Denise Newman

Photo by Irene Suchocki
Bio
Denise Newman’s poetry collections are The New Make Believe (The Post-Apollo Press, 2010), Wild Goods (Apogee Press, 2008), and Human Forest (Apogee Press, 2000). She is the translator of the novel Azorno by the late Danish poet Inger Christensen (New Directions, 2009) and The Painted Room, also by Christensen, which is distributed by Random House, UK. She was awarded a 2013 NEA Translation Fellowship to complete her translation of the short story collection Baboon by the Danish writer Naja Marie Aidt, to be published by Two Lines Press in 2014. She is the poetry editor of Zen Monster and teaches at the California College of the Arts in Oakland and San Francisco.
Translator's Statement
I began translating years ago in an effort to better grasp the poems of the Danish poet Inger Christensen. I spent years translating her sonnet sequence, and when I was done (though it never feels completely done) I was hooked. I feel fortunate now to have the opportunity to translate Naja Marie Aidt’s masterful stories.

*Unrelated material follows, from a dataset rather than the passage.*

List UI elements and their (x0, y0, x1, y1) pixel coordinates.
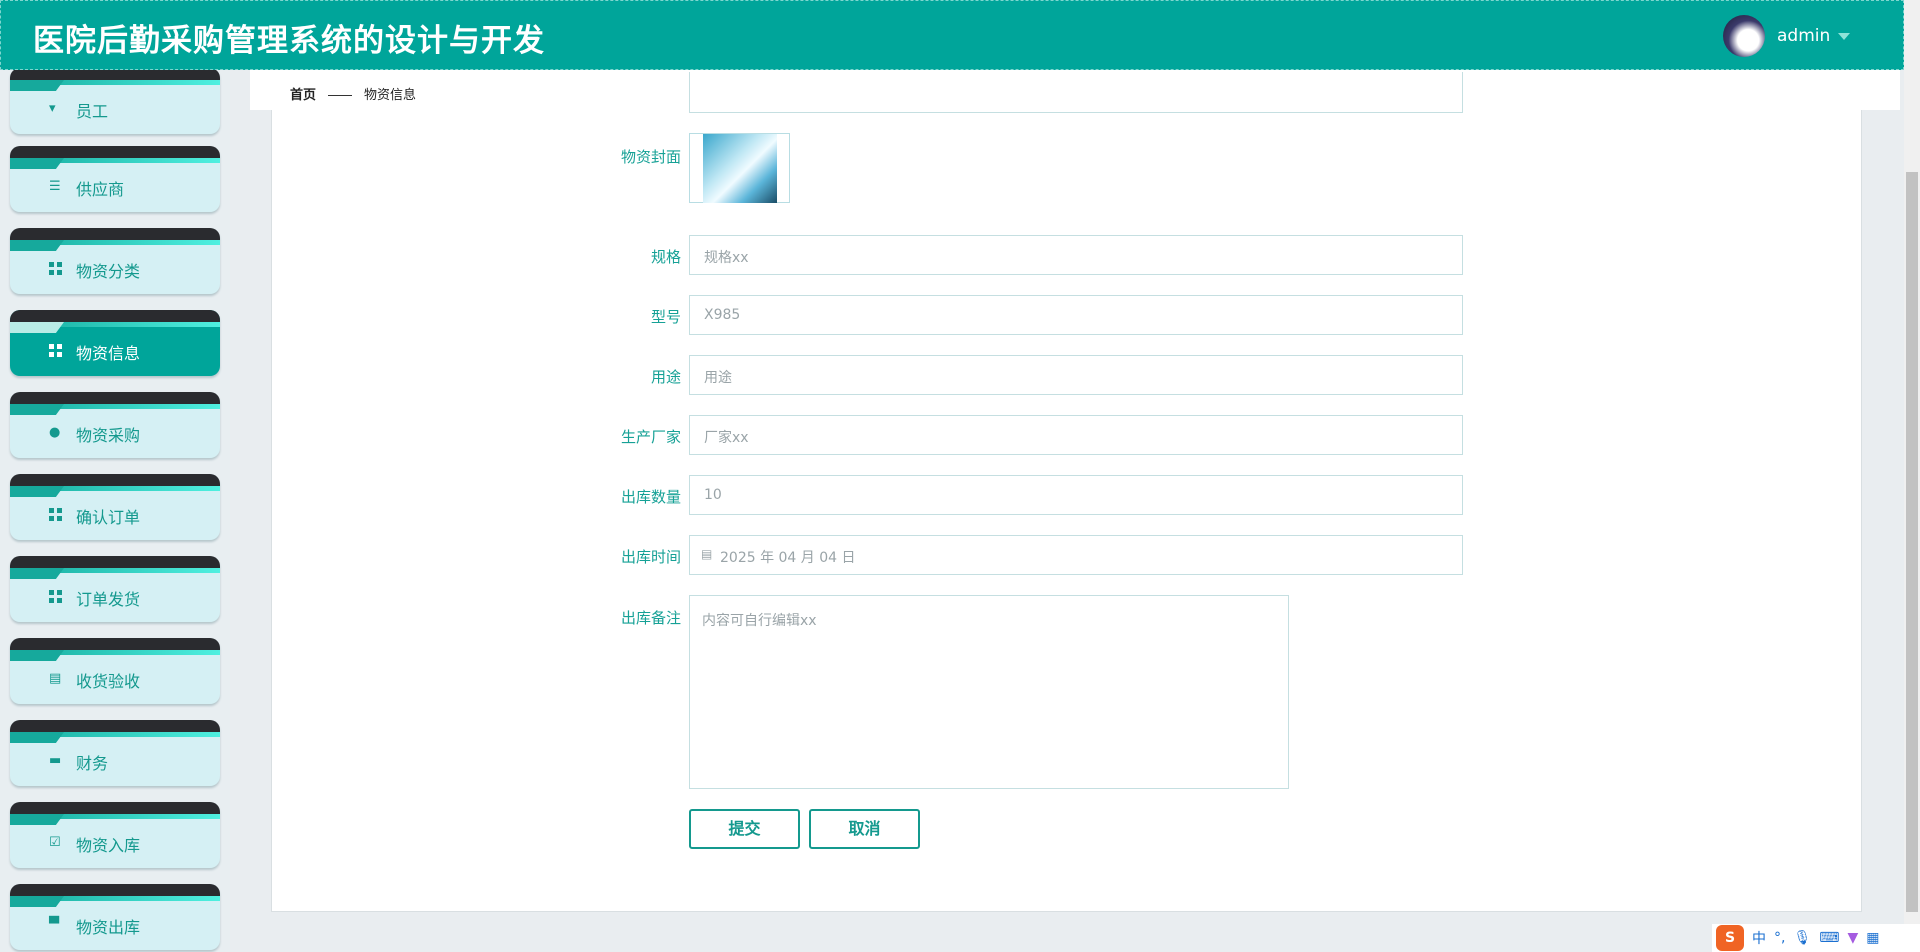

A translator is at the intersection of the writer, the writing, and the readers (and is there a closer reader than a translator?). It’s an ironically dynamic position for someone who’s typically invisible. To be acknowledged with an NEA fellowship is tremendous. Not only is it concrete support for my work as well as Aidt’s, but it’s also significant institutional support for a cross-cultural cooperation.

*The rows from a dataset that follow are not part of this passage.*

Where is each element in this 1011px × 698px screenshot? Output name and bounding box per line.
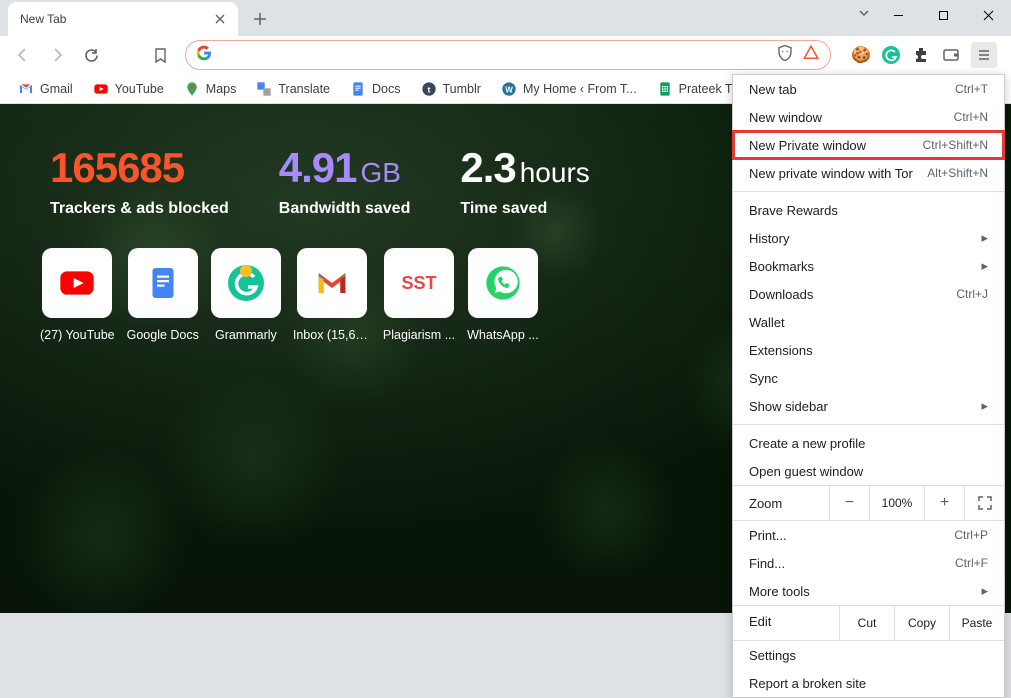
tile-sst[interactable]: SSTPlagiarism ...: [383, 248, 455, 342]
tumblr-icon: t: [421, 81, 437, 97]
menu-settings[interactable]: Settings: [733, 641, 1004, 669]
stat-time: 2.3hours Time saved: [460, 144, 589, 218]
browser-tab[interactable]: New Tab: [8, 2, 238, 36]
menu-more-tools[interactable]: More tools▸: [733, 577, 1004, 605]
zoom-out-button[interactable]: −: [829, 486, 869, 520]
menu-guest-window[interactable]: Open guest window: [733, 457, 1004, 485]
menu-report[interactable]: Report a broken site: [733, 669, 1004, 697]
tab-title: New Tab: [20, 12, 212, 26]
wordpress-icon: W: [501, 81, 517, 97]
google-icon: [196, 45, 212, 66]
docs-icon: [350, 81, 366, 97]
tile-youtube[interactable]: (27) YouTube: [40, 248, 115, 342]
close-tab-icon[interactable]: [212, 11, 228, 27]
stat-bandwidth: 4.91GB Bandwidth saved: [279, 144, 411, 218]
tile-whatsapp[interactable]: WhatsApp ...: [467, 248, 539, 342]
menu-new-tab[interactable]: New tabCtrl+T: [733, 75, 1004, 103]
bookmark-gmail[interactable]: Gmail: [10, 77, 81, 101]
menu-print[interactable]: Print...Ctrl+P: [733, 521, 1004, 549]
menu-zoom-row: Zoom − 100% +: [733, 485, 1004, 521]
app-menu-button[interactable]: [971, 42, 997, 68]
menu-downloads[interactable]: DownloadsCtrl+J: [733, 280, 1004, 308]
menu-find[interactable]: Find...Ctrl+F: [733, 549, 1004, 577]
cut-button[interactable]: Cut: [839, 606, 894, 640]
menu-wallet[interactable]: Wallet: [733, 308, 1004, 336]
new-tab-button[interactable]: [246, 5, 274, 33]
bookmark-button[interactable]: [145, 40, 175, 70]
menu-sync[interactable]: Sync: [733, 364, 1004, 392]
toolbar: 🍪: [0, 36, 1011, 74]
menu-create-profile[interactable]: Create a new profile: [733, 429, 1004, 457]
menu-history[interactable]: History▸: [733, 224, 1004, 252]
tile-grammarly[interactable]: Grammarly: [211, 248, 281, 342]
gmail-icon: [18, 81, 34, 97]
youtube-icon: [93, 81, 109, 97]
menu-edit-row: Edit Cut Copy Paste: [733, 605, 1004, 641]
back-button[interactable]: [8, 40, 38, 70]
bookmark-youtube[interactable]: YouTube: [85, 77, 172, 101]
zoom-value: 100%: [869, 486, 924, 520]
maximize-button[interactable]: [921, 0, 966, 30]
brave-shields-icon[interactable]: [776, 44, 794, 67]
bookmark-wordpress[interactable]: WMy Home ‹ From T...: [493, 77, 645, 101]
menu-new-tor-window[interactable]: New private window with TorAlt+Shift+N: [733, 159, 1004, 187]
bookmark-translate[interactable]: Translate: [248, 77, 338, 101]
zoom-in-button[interactable]: +: [924, 486, 964, 520]
minimize-button[interactable]: [876, 0, 921, 30]
grammarly-extension-icon[interactable]: [881, 45, 901, 65]
cookie-extension-icon[interactable]: 🍪: [851, 45, 871, 65]
svg-text:W: W: [505, 85, 513, 94]
chevron-right-icon: ▸: [981, 258, 988, 274]
url-bar[interactable]: [185, 40, 831, 70]
bookmark-maps[interactable]: Maps: [176, 77, 245, 101]
menu-bookmarks[interactable]: Bookmarks▸: [733, 252, 1004, 280]
menu-sidebar[interactable]: Show sidebar▸: [733, 392, 1004, 420]
bookmark-docs[interactable]: Docs: [342, 77, 408, 101]
menu-extensions[interactable]: Extensions: [733, 336, 1004, 364]
svg-text:t: t: [427, 84, 430, 94]
sheets-icon: [657, 81, 673, 97]
app-menu: New tabCtrl+T New windowCtrl+N New Priva…: [732, 74, 1005, 698]
tile-gmail[interactable]: Inbox (15,666): [293, 248, 371, 342]
menu-new-private-window[interactable]: New Private windowCtrl+Shift+N: [733, 131, 1004, 159]
chevron-right-icon: ▸: [981, 583, 988, 599]
chevron-right-icon: ▸: [981, 398, 988, 414]
wallet-icon[interactable]: [941, 45, 961, 65]
menu-rewards[interactable]: Brave Rewards: [733, 196, 1004, 224]
bookmark-tumblr[interactable]: tTumblr: [413, 77, 489, 101]
maps-icon: [184, 81, 200, 97]
copy-button[interactable]: Copy: [894, 606, 949, 640]
reload-button[interactable]: [76, 40, 106, 70]
titlebar: New Tab: [0, 0, 1011, 36]
brave-rewards-icon[interactable]: [802, 44, 820, 67]
paste-button[interactable]: Paste: [949, 606, 1004, 640]
extensions-icon[interactable]: [911, 45, 931, 65]
stat-trackers: 165685 Trackers & ads blocked: [50, 144, 229, 218]
forward-button[interactable]: [42, 40, 72, 70]
tab-overflow-icon[interactable]: [857, 6, 871, 25]
translate-icon: [256, 81, 272, 97]
tile-docs[interactable]: Google Docs: [127, 248, 199, 342]
fullscreen-button[interactable]: [964, 486, 1004, 520]
close-window-button[interactable]: [966, 0, 1011, 30]
chevron-right-icon: ▸: [981, 230, 988, 246]
menu-new-window[interactable]: New windowCtrl+N: [733, 103, 1004, 131]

from "Blackcurrant" by Naja Marie Aidt
[translated from the Danish]
As long as there were berries on the bushes, we'd continue to pick them. That's what we agreed on. Helle didn't say a word, and so I was silent too. The sun baked. You could see the cows in the field beyond the garden. We sat on the ground surrounded by shrubs; it was the middle of the day and I was afraid of getting a tick. Our hands were blue, and we had already filled an entire pail. There were enough for many jars of jam, and I thought about how wonderful it would be to stand in the kitchen, in the sweet scent from the blackcurrant jam, taking turns skimming it. We'd talk then. There was so much we hadn't had the chance to talk about. I wondered how I should prepare that chicken we bought at the grocery store. I wondered if Helle would soon be tired of picking berries and we could go in and have coffee. But she wasn’t getting tired. She dried the sweat off her forehead with the back of her hand, squinted her eyes toward the sun, but then continued. I looked at the tattoo on her upper arm. A faded rose. She got it a long time ago. I was with her that night, we were drunk, and she yelled out in pain each time the tattooist pricked her skin with the needle. But afterwards we had a beer with him; Helle dried her tears and gave him a kiss right on the mouth. I remember thinking that it didn’t seem like her at all, either to do something as wild as getting a tattoo, or to kiss a man right on the mouth like that. But of course we were drunk. We were often drunk back then. Afterwards, we bought some fresh morning buns, and rode our bikes to the beach and sat there watching the sun rise, and I tore off all my clothes and ran into the water and pretended I was drowning, but Helle was already walking away, and I yelled after her, but she didn’t stop, and I saw her stagger up over the dunes and disappear. Then I cried. I sat and cried and shivered and got sand in my eyes and under my dress. But of course I was drunk. I don't remember how I got home, and a few days went by before Helle called, but we never spoke about it, why she left without saying good-bye.
About Naja Marie Aidt
Naja Marie Aidt was born and raised until the age of seven in a remote village in Greenland, and, although her stories are mainly set in Denmark, they brim with a quiet emotional intensity one associates with that vast frozen landscape. Aidt's portrayals of people, of different ages and walks of life, touch on a universal core of existence.
Her characters are put under great psychological strain in order to expose what’s lurking beneath the facade of civility, and she does this with great economy and complete control of all the elements. As with her poems, the language is rhythmic and rich with imagery; the machinery driving these intense narratives is so subtle that the fine layers of meaning continue to yield even after many readings.